5. They do stuff, not just think about stuff. They do a lot of stuff. They do whatever is needed to move the company forward. This includes unpleasant things. This includes banal things. This includes things they didn't go to MIT or Harvard undergrad for (like ordering pizza). Startups are not just about the fun stuff. Not just about the building and the selling and the late nights cranking. At some level, a startup is still a business. It exists in the physical world, and as such, it often requires doing boring things (like opening mail and paying bills and such). You should try to minimize that ugly stuff as much as you can, but any task should not be beneath any of you.

6. They crank and grind. They are not working under the delusion that there will be work-life-balance in the startup. There are two kinds of co-founders in the world. The kind that work maniacally, just like you do, and the kind that you're likely going to resent someday. I also don't think there's such a thing as a part-time co-founder. Sure, there are people that are willing to help you in the early days. Maybe they're just wrapping up their day job and figuring out how to exit and come on board full-time. That's fine. But they're not a real co-founder until they're fully committed and cranking.

7. They're reasonable, rational and realistic. A surprising number of startups die because one of the co-founders gets some weird notion in their head. Causes vary. Sometimes it's ego. Sometimes it's insecurity. Sometimes it's greed. Sometimes it's just pure schmuckiness. Whatever the cause, the situation becomes toxic creating much unhappiness. Remember, competition is much easier to contend with than co-founder conflict. One way to address this issue early on is to have some of the hard conversations up front. A good place to start is my article on the questions co-founders should ask each other. Have those discussions early. Even though you may not get to closure on all of them, it'll give you a sense for how you both deal with difficult situations. And, be prepared for some surprising reactions/responses to those hard questions.

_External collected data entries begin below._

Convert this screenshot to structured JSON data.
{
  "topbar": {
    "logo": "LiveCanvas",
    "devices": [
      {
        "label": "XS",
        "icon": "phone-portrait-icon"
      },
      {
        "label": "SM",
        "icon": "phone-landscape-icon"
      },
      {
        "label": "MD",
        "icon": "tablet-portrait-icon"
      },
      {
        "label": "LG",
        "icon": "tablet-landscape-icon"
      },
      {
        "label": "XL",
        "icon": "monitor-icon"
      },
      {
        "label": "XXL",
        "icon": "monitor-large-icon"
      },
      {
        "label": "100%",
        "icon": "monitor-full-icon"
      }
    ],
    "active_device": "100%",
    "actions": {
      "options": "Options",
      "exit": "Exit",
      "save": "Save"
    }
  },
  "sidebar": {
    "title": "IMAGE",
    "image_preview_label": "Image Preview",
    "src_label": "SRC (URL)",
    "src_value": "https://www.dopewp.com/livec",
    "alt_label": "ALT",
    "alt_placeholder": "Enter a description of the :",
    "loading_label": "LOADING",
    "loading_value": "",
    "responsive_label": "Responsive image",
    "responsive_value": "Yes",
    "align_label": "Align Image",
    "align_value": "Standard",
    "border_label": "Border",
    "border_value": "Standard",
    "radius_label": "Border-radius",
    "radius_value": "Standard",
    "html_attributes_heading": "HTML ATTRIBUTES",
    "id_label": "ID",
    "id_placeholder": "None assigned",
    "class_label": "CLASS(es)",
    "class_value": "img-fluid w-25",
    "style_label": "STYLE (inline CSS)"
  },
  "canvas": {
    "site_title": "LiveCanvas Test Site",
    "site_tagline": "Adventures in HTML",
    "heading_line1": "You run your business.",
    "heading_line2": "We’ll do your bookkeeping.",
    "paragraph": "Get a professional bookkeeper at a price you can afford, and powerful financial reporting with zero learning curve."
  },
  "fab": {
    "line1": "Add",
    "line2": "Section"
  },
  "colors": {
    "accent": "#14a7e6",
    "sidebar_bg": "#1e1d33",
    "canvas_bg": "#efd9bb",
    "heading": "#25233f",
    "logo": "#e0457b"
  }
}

That's all I've got. I know I've set a pretty high bar for what I labeled as a “minimallly viable” co-founder. There's a reason for this. If you get it wrong, you can get a bunch of other things right and you'll still likely fail. If there was ever a time to be selective and spend some calories — this is that time.

What do you think? Any other criteria you'd put in the “bare essentials” bucket? Any positive or negative experiences you've had with co-founders?